Forum Moderators: phranque
Anyway, I still feel uncertain as to whether or not I've found the "definitive" answers I so desperately want.
1) No Index code for Wp: From what I've read the first thing I want to do is to address what URLs are indexed. We want only the index, pages, and posts to be indexed. This is accomplished by way of adding the following code to the header.php:
<?php if(is_home() ¦¦ is_single() ¦¦ is_page()){
echo "<meta name=\"robots\" content=\"index,follow\">";
} else {
echo "<meta name=\"robots\" content=\"noindex,follow\">";
}?>
2) 301 code to modify the WordPress .htaccess code: Our goal here is to resolve any canonical issues with a 301 redirect...
<IfModule mod_rewrite.c>
RewriteEngine On
RewriteBase /
RewriteCond %{HTTP_HOST} ^domain\.com
RewriteRule (.*) [domain.com...] [R=301,L]
</IfModule>
However, this does not seem to redirect the /index.php to the root directory. I was unable to figure this one out...HELP?
Then, I saw discussion of code to rewrite all pages generated by wordpress (ex. www.domain.com/page1; www.domain.com/category/page1) to pages with / at the end of them, because of dup. content issues without rewriting real files, like wp-admin.php or wp-login.php, and basically all physical files on server. Just 301 redirected from page to page/ will be great, again w/o having any affection to physical files...Again, HELP?

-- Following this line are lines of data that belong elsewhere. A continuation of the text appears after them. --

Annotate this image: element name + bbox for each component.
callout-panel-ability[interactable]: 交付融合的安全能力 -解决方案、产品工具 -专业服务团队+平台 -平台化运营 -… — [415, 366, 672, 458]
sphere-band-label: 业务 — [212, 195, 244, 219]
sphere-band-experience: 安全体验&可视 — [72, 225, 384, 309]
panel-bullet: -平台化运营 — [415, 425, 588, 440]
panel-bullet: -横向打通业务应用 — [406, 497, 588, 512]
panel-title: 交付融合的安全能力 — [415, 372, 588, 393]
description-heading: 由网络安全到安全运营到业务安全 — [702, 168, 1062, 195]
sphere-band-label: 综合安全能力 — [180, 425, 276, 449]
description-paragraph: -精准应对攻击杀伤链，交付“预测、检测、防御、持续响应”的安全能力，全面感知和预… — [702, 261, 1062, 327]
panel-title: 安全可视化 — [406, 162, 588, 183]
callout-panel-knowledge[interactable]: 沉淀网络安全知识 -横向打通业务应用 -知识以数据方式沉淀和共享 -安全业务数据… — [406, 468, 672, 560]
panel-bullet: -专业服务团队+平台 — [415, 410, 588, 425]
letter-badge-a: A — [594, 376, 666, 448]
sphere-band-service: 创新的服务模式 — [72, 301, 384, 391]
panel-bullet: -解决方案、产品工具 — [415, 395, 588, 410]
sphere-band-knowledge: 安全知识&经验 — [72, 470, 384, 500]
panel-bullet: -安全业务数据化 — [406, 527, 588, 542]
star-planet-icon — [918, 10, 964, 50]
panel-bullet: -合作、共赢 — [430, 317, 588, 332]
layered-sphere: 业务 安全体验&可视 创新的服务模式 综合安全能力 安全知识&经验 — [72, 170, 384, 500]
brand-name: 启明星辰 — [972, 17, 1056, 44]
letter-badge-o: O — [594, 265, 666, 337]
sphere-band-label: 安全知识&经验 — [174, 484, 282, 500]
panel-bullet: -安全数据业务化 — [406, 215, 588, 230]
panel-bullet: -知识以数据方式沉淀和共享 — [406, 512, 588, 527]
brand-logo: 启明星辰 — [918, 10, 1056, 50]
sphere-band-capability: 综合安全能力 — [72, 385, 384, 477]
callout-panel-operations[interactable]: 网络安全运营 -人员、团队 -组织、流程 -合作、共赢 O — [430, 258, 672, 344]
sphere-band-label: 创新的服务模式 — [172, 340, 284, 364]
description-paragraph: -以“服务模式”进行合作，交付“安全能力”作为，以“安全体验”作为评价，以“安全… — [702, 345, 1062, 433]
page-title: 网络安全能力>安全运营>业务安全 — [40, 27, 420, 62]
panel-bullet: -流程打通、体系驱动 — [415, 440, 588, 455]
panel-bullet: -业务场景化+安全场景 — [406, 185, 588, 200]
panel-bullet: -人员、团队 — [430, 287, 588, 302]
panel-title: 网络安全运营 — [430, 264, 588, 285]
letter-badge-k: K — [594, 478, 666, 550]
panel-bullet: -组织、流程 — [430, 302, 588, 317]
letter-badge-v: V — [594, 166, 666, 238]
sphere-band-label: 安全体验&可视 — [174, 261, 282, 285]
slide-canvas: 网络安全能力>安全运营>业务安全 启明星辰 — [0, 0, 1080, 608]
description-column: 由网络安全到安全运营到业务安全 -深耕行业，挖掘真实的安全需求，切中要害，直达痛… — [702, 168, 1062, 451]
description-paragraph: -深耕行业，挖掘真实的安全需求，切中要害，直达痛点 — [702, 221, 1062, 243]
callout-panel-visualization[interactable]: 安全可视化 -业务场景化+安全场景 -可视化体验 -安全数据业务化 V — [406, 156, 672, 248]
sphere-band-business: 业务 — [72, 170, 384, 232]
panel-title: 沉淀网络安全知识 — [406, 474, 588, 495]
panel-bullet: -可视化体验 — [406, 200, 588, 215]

3) Lastly, is the robot.txt file. Lots of people doing things differently. I found the following, which seemed the most comprehensive, but is it overkill?
User-agent: *
# disallow all files in these directories
Disallow: /cgi-bin/
Disallow: /z/j/
Disallow: /z/c/
Disallow: /stats/
Disallow: /dh_
Disallow: /about/
Disallow: /contact/
Disallow: /tag/
Disallow: /wp-admin/
Disallow: /wp-includes/
Disallow: /contact
Disallow: /manual
Disallow: /manual/*
Disallow: /phpmanual/
Disallow: /category/
User-agent: Googlebot
# disallow all files ending with these extensions
Disallow: /*.php$
Disallow: /*.js$
Disallow: /*.inc$
Disallow: /*.css$
Disallow: /*.gz$
Disallow: /*.wmv$
Disallow: /*.cgi$
Disallow: /*.xhtml$
# disallow all files with? in url
Disallow: /*?*
# disable duggmirror
User-agent: duggmirror
Disallow: /
# allow google image bot to search all images
User-agent: Googlebot-Image
Disallow:
Allow: /*
# allow adsense bot on entire site
User-agent: Mediapartners-Google*
Disallow:
Allow: /*
Thanks in advance for any advice and help! Everyone on this forum is an invaluable wealth of information.
More information is needed on this point: Do you mean that example.com/index.php is not redirected to www.example.com/index.php, or do you mean that example.com/ is not redirected to www.example.com/ ? Or both? Or something else?
This might be caused by an error in your rule order (if you didn't post all of the rules that might affect this problem), or it might be an error in your server configuration where PHP is configured to execute before mod_rewrite, and therefore, PHP files cannot be rewritten or redirected by mod_rewrite.
Jim
Does the first user-agent: * command apply to Google-bot as well? Since it's a wildcard, could I just add the second conditions to it, as follows:
User-agent: *
# disallow all files in these directories
Disallow: /cgi-bin/
Disallow: /z/j/
Disallow: /z/c/
Disallow: /stats/
Disallow: /dh_
Disallow: /about/
Disallow: /contact/
Disallow: /tag/
Disallow: /wp-admin/
Disallow: /wp-includes/
Disallow: /contact
Disallow: /manual
Disallow: /manual/*
Disallow: /phpmanual/
Disallow: /category/
Disallow: /*.php$
Disallow: /*.js$
Disallow: /*.inc$
Disallow: /*.css$
Disallow: /*.gz$
Disallow: /*.wmv$
Disallow: /*.cgi$
Disallow: /*.xhtml$
Or do I NEED a second rule specifically for Googlebot?
RewriteCond %{THE_REQUEST} ^[A-Z]{3,9}\ /index\.php
RewriteRule ^index\.php$ http://www.example.com/ [R=301,L]
Also, this code should be placed above your generic domain redirect in order to avoid multiple "chained" redirects in the case where example.com/index.php is requested and needs to be redirected to www.example.com/ -- You want to avoid having to use two redirects to do that.
Jim
By placing this code "above" generic redirect, do you mean above the following code (which redirects non-www to www):
<IfModule mod_rewrite.c>
RewriteEngine On
RewriteBase /
RewriteCond %{HTTP_HOST} ^domain\.com
RewriteRule (.*) [domain.com...] [R=301,L]
</IfModule>
No. It does not.
If there is a section for Googlebot then Google reads ONLY the Googlebot section.
See this earlier thread for more: [webmasterworld.com...]